Sadly, most data that we measure is, frankly, kind of crappy. A single scan typically ranges from noisy to so dominated by noise that it's hard to recognize it as oscillatory. Fortunately, the central limit theorem works every single time. If you add up enough noisy scans, it eventually turns into real data!
All entries in the group list which are marked will be included in the merge. Make sure that the marked groups really are the ones you want to include in the merge!
Data can be merged as μ(E) , normalized μ(E) , or χ(k) . In most cases, it makes little difference which one you choose. χ(R) will be the same regardless. (This can be tested, in fact, I encourage you to do so.) The standard deviation in the merged data is also computed and stays with the data in project and certain output files, although ATHENA does nothing else with the standard deviation other than plotting it, which is shown below.
By default, each data set is weighted the same in the merge. You can specify the weight to use for each data set using the «importance» parameter, which is 1 by default for ever group. Alternately, you can let IFEFFIT determine the amount of noise in the data by looking at the signal between 15 and 25 in R-space and then use the noise to weight the data. In that way, cleaner data contributes more to the merge. The choice between using the noise or the «importance» is made using the check buttons in the menu.
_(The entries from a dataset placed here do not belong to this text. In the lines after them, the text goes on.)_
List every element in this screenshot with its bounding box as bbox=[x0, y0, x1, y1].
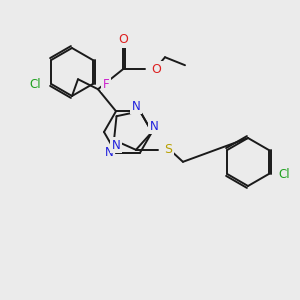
Text: N: N bbox=[112, 139, 120, 152]
Text: S: S bbox=[164, 143, 172, 156]
Text: F: F bbox=[103, 77, 110, 91]
Text: Cl: Cl bbox=[30, 77, 41, 91]
Text: N: N bbox=[150, 119, 158, 133]
Text: Cl: Cl bbox=[279, 167, 290, 181]
Text: O: O bbox=[151, 63, 161, 76]
Text: O: O bbox=[118, 33, 128, 46]
Text: N: N bbox=[132, 100, 140, 113]
Text: N: N bbox=[105, 146, 113, 159]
The data merging feature is one of ATHENA's most important. My typical work pattern is to carefully align scans on a sample, merge them, then analyze the merged data in ARTEMIS.
It is essential that your data be well-aligned before merging. Merging poorly aligned data has the effect of significant attenuating the fine structure.
When merging as μ(E) or normalized μ(E) , if every data group included in the merge has a reference channel, the reference channels will also be merged and these two merged spectra will be tied together as a reference channels. Thus the merge of the reference channels can serve as the alignment standard for the merge of the data.
There is one situation where merging as μ(E) will be substantively different from the other two options. If something happens to change the values of the signals on the detectors in such a way that μ(E) for subsequent scans is of very different sizes but the normalized μ(E) data is consistent for all the data, then the merge in μ(E) will be dominated by the scans with larger absolute values while the merge in normalized μ(E) will treat all the data with similar weights. One way of having this happen is to change amplifier gains between scans. In that situation, you probably should choose to merge normalized or χ(k) data.